Becoming a parent is an exciting time. However, if your child is diagnosed with a developmentally challenging condition, it can also be stressful as you decide on the support they are likely to need and how to access it.

If you are concerned your child is not reaching developmental milestones and believe they need extra support, it is a good idea to raise these concerns with your health care providers. Early intervention has proven to be one of the best ways to help young children meet their developmental goals and minimise the need for long-term support.

The role of the National Disability Insurance Scheme (NDIS)

The NDIS has a national approach to early childhood intervention, and it is designed to give children, aged up to six years, access to appropriate medical support, tailored to their needs.

Through early intervention, as a parent, you may be able to access certain services for your child at home, or in the community. Depending on your child’s particular needs, they may receive services such as speech therapy, psychological services, nursing or medical services, transportation, assistive technology and any other supports considered necessary to address their developmental delay.

How do I access the NDIS on behalf of my child?

When you are concerned about your child’s development and believe they would benefit from early intervention, you will need to establish their eligibility for the NDIS. To be eligible under the scheme you must demonstrate your child has a developmental delay or a specific health condition that will most likely lead to a delay, such as certain genetic disorders or birth defects. 

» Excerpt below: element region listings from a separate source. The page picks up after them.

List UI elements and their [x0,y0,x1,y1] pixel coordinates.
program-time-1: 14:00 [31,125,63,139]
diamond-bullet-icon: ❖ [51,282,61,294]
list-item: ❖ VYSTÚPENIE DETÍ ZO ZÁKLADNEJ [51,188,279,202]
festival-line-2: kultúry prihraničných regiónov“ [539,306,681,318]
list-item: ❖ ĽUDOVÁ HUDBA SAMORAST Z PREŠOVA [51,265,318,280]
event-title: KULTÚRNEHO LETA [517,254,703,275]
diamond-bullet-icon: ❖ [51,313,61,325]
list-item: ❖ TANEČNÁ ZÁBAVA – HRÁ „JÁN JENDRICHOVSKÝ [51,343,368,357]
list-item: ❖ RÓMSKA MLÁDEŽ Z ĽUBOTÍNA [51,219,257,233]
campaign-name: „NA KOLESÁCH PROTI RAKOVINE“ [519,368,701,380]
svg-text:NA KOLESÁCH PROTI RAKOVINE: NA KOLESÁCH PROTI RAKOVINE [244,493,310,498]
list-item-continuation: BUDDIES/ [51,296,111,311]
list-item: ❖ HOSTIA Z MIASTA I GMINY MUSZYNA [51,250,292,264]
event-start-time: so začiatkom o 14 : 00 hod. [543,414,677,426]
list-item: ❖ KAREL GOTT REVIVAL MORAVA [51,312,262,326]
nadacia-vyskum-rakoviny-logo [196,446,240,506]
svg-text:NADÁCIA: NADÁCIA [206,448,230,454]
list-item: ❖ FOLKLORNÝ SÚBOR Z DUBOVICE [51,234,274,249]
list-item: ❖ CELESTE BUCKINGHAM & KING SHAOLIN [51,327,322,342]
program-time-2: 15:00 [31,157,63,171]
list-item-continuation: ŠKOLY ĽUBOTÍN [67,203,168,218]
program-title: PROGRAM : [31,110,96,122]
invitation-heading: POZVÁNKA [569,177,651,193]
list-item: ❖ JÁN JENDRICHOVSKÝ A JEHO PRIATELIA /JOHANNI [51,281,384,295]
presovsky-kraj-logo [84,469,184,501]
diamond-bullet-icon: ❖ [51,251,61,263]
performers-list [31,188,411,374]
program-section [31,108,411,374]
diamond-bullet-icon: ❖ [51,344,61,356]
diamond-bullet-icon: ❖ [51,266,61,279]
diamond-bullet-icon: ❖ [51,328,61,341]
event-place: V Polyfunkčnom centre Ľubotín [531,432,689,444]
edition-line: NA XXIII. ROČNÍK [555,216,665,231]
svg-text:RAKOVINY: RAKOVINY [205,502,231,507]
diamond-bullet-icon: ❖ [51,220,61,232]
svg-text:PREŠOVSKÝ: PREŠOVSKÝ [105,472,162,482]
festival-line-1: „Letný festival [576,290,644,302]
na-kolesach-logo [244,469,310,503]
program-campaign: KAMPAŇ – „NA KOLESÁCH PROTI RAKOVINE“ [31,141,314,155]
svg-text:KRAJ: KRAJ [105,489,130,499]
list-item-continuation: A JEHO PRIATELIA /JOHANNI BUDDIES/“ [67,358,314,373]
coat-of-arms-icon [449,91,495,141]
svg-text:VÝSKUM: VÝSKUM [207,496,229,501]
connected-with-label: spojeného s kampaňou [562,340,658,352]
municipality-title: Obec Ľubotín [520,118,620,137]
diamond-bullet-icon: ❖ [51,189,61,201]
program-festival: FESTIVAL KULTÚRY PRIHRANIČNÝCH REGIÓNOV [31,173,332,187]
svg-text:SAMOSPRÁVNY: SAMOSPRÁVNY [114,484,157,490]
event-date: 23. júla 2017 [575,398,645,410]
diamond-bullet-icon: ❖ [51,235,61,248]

If your child is aged six or under, you will need to contact the NDIS Early Childhood Partner (ECP) in your area. ECP’s are early childhood organisations that have partnered with the NDIS to support young children and their families who may need to access the scheme. These organisations are free, and your child does not need a diagnosis to access them. The ECP will assess what your child might need and connect you and your child with the most appropriate supports in your area, such as community health centres, education providers and playgroups. 

If your child requires longer-term support, your local ECP can help you apply for NDIS funding and, if your child becomes an NDIS participant, they will work with you to develop an NDIS plan.

To find an ECP in your area, you can go on to the NDIS website for their relevant contact details. Your health care provider may also be able to provide you with the information you need. 

Early Intervention for older children

The NDIS also supports children aged seven years or over. To access support, you must be able to demonstrate your child has a permanent and significant disability. Your initial point of contact is your NDIS Local Area Coordinator (LAC) who will explain the process you need to follow to obtain a medical diagnosis of your child’s condition and apply for an individually tailored NDIS plan. This plan is designed to help them gain access to appropriate supports over the long term.

Once you’ve secured an NDIS plan for your child, you can choose which organisations will provide that support. The ECP or LAC can let you know what services and providers are available in your area and how to get the most out of your NDIS plan for your child. Other service providers, including health professionals and educators can also help you with this.